La société J K doit en outre être condamnée à payer à la société X la somme de 13 000 euros en application des dispositions de l’article 700 du code de procédure civile, incluant les frais de production forcée de pièces auprès de la société TF1.
En revanche, la société X, qui succombe en ses demandes dirigées à l’encontre de la société DMLS TV doit être condamnée à verser à cette dernière la somme de 10 000 euros à ce titre.

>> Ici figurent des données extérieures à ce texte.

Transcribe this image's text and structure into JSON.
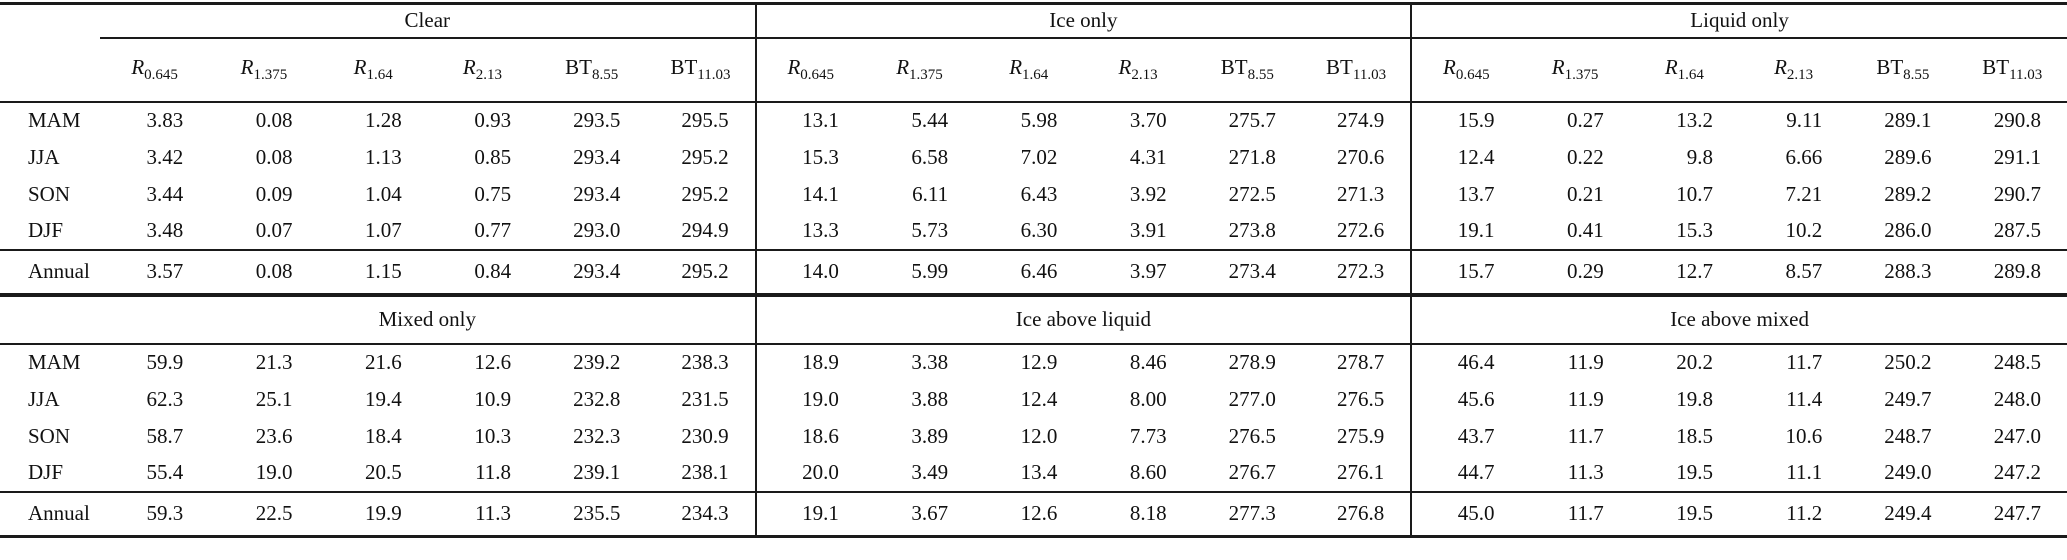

Compte tenu de la nature de la présente décision et de l’ancienneté du litige, il y a lieu d’ordonner l’exécution provisoire de la présente décision.
PAR CES MOTIFS,
LE TRIBUNAL,
par jugement rendu publiquement, par mise à disposition au greffe, contradictoire et en premier ressort,
DIT n’y avoir lieu de statuer sur la demande portant sur la compétence matérielle du tribunal formée par la société X;
DIT que l’action de la société X est recevable ;
DIT que le format “Les Grands examens” n’est pas protégeable au titre du droit d’auteur ;
DIT que le format de l’émission “Code de la route, le grand examen” tel que revendiqué n’est pas protégeable au titre du droit d’auteur ;
DEBOUTE la société J K de sa demande en nullité de la lettre-contrat du 3 avril 2008 ;
DEBOUTE la société J K de sa demande en résiliation de la lettre-accord du 3 juin 2008 aux torts exclusifs de la société X ;
CONDAMNE la société J K à payer à la société X la somme 79.158,85 euros H.T. avec intérêts au taux légal à compter du 28 octobre 2009 ;
DIT qu’en procédant au dépôt de la marque française “Code de la route: Repassez-le en direct” n°3572772, la société J K a agi en fraude des droits contractuels de la société X;
En conséquence,
ORDONNE le transfert au bénéfice de la société X et aux frais de la société J K de la propriété de la marque française “Code de la route: Repassez-le en direct” n°3572772 déposée le 29 avril 2008;
DIT que la présente décision sera transmise par la partie la plus diligente à l’Institut national de la propriété industrielle pour inscription au registre national des marques, une fois le jugement devenu définitif;
DEBOUTE la société X de ses autres demandes fondées sur la responsabilité contractuelle de la société J K ;
DECLARE la société X irrecevable en sa demande en contrefaçon à l’encontre des sociétés J K et DMLS TV pour l’émission “Mangez mieux: le grand jeu”;
DEBOUTE la société X de sa demande subsidiaire en concurrence déloyale et parasitaire à l’encontre des sociétés J K et DMLS TV pour l’émission “Mangez mieux, le grand jeu”;
CONSTATE que l’appel en garantie de la société J K par la société DMLS TV est sans objet;
DEBOUTE les sociétés J K et DMLS TV de leurs demandes reconventionnelles respectives ;
CONDAMNE la société J K aux dépens de la présente instance qui la concernent;
CONDAMNE la société X aux dépens engagés à l’encontre de la société DMLS TV, ces derniers pouvant être directement recouvrés par Maître A conformément aux dispositions de l’article 699 du code de procédure civile;
CONDAMNE la société J K à payer à la société X la somme de 13 000 euros en application des dispositions de l’article 700 du code de procédure civile;
CONDAMNE la société X à verser à la société DMLS TV la somme de 10 000 euros à ce titre;
ORDONNE l’exécution provisoire de la présente décision ;
Ainsi fait et jugé à Paris le premier juillet deux mil onze.